In many cases the zero-sum nature of “ownership” tends to act against the notion of shared responsibility. People optimize locally in the interests of the bits they think they own. That not only gives us sub-optimal solutions for the whole, but also turn owners against other owners, as well as deepening the divide between owners and non-owners.

(In any event, I’m not sure where the incentive is imagined to lie for owners to give of their substance in order to allow non-owners to join the ranks of ownership. So the “ownership” value system may, to some extent, be a nostalgic artifact of an earlier era when we imagined all frontiers to be infinite.)

Which is not to argue against ownership in principle or in favor of (dread word!) communism. Rather, it’s to suggest that a lot of our problems may result from a naive desire to oversimplify life by taking bumper-sticker philosophies like “ownership society” to the extreme.
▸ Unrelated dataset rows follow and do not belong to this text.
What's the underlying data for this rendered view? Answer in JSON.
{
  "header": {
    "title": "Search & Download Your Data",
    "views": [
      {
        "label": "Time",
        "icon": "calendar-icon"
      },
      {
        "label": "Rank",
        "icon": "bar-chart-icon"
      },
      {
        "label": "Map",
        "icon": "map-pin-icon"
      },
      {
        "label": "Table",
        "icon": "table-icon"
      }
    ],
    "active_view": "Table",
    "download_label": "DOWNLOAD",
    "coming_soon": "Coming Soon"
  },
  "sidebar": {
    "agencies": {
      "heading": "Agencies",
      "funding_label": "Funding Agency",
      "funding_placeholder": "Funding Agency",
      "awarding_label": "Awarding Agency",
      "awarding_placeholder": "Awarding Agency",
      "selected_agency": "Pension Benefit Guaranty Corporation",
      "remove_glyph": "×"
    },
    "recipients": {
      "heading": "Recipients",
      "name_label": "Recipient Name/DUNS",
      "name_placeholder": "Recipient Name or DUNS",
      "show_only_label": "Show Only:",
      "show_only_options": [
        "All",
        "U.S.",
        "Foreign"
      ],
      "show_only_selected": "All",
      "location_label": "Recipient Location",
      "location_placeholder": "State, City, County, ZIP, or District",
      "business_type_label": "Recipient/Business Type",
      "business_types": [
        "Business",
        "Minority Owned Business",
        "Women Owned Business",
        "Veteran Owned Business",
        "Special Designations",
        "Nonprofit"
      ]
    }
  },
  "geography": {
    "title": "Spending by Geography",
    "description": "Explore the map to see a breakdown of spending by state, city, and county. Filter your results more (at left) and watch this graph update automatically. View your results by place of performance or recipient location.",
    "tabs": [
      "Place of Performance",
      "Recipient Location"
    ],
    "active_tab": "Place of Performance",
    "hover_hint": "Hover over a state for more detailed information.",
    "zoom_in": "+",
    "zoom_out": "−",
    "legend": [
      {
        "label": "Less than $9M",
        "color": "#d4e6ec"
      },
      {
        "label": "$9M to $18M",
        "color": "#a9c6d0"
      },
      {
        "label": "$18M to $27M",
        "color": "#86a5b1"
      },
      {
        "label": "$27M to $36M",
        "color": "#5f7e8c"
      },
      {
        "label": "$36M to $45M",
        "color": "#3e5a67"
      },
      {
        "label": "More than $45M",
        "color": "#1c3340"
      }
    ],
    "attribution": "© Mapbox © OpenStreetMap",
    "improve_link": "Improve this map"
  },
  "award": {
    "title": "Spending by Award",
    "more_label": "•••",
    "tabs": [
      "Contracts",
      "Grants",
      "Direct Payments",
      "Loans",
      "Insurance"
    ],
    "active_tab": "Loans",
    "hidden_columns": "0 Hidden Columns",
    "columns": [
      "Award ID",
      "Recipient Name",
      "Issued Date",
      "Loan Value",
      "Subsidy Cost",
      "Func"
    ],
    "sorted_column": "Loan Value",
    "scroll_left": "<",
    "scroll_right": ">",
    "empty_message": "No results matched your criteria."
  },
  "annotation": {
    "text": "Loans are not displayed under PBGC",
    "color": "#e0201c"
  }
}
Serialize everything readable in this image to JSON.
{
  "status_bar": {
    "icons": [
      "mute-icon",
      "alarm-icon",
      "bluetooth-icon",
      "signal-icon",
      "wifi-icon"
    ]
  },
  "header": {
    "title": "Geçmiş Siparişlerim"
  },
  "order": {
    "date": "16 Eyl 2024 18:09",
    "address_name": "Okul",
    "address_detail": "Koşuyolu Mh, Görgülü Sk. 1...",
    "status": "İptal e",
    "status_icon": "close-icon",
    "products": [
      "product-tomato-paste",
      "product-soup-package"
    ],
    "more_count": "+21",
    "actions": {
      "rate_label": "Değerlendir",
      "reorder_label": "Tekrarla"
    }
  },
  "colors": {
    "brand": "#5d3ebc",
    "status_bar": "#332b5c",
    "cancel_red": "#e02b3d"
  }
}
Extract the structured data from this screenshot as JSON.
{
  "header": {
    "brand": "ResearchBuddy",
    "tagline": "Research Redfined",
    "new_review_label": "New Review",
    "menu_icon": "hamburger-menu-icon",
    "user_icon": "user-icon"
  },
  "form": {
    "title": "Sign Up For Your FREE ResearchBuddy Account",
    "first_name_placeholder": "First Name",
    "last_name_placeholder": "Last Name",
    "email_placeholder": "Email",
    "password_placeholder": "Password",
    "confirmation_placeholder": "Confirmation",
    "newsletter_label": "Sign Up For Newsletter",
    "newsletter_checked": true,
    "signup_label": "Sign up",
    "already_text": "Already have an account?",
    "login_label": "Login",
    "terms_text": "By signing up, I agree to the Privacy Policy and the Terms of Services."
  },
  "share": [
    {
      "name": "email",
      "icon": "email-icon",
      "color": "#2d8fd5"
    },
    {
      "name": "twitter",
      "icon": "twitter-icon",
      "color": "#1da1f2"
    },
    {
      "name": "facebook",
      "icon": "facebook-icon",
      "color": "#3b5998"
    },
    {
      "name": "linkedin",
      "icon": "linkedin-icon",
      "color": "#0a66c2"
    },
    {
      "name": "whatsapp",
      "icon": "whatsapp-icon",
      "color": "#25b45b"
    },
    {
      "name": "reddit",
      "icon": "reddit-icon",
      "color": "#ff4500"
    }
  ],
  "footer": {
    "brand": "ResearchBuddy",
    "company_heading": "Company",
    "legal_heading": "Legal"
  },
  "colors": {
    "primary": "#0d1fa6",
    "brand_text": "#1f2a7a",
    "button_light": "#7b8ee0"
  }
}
In fact I would suggest that Extremism, in all its forms, is the fundamental challenge to Homeland Security.

Comment by Mark Chubb

February 17, 2011 @ 11:24 pm

Art, I couldn’t agree more. I’m pushing for shared ownership in the sense of the the commons. By tis definition, we all have a stake and we worry less about optimizing our own returns and more about promoting the general weal.

As the post suggests, I am particularly critical of efforts to promote ownership over other ends when it comes to the peddling of favored solutions disconnected from any sense of responsibility for the problems they purport to address. This is precisely why I argue for careful analysis of the problem and its origins through reflection, discussion and collaboration with others.

As your closing comments suggest, group dynamics can produce undesirable results of their own as illustrated by Cass Sunstein’s work on extreme positions. I too would like to move beyond bumper stickers and sloganeering to have deep and meaningful conversations about how we can work together in, among and across communities to make our society and others safer and more secure.

That leads me to the conclusion I think Bill Cumming might have been driving at in his comments: It’s not just a job for the professionals and technocrats.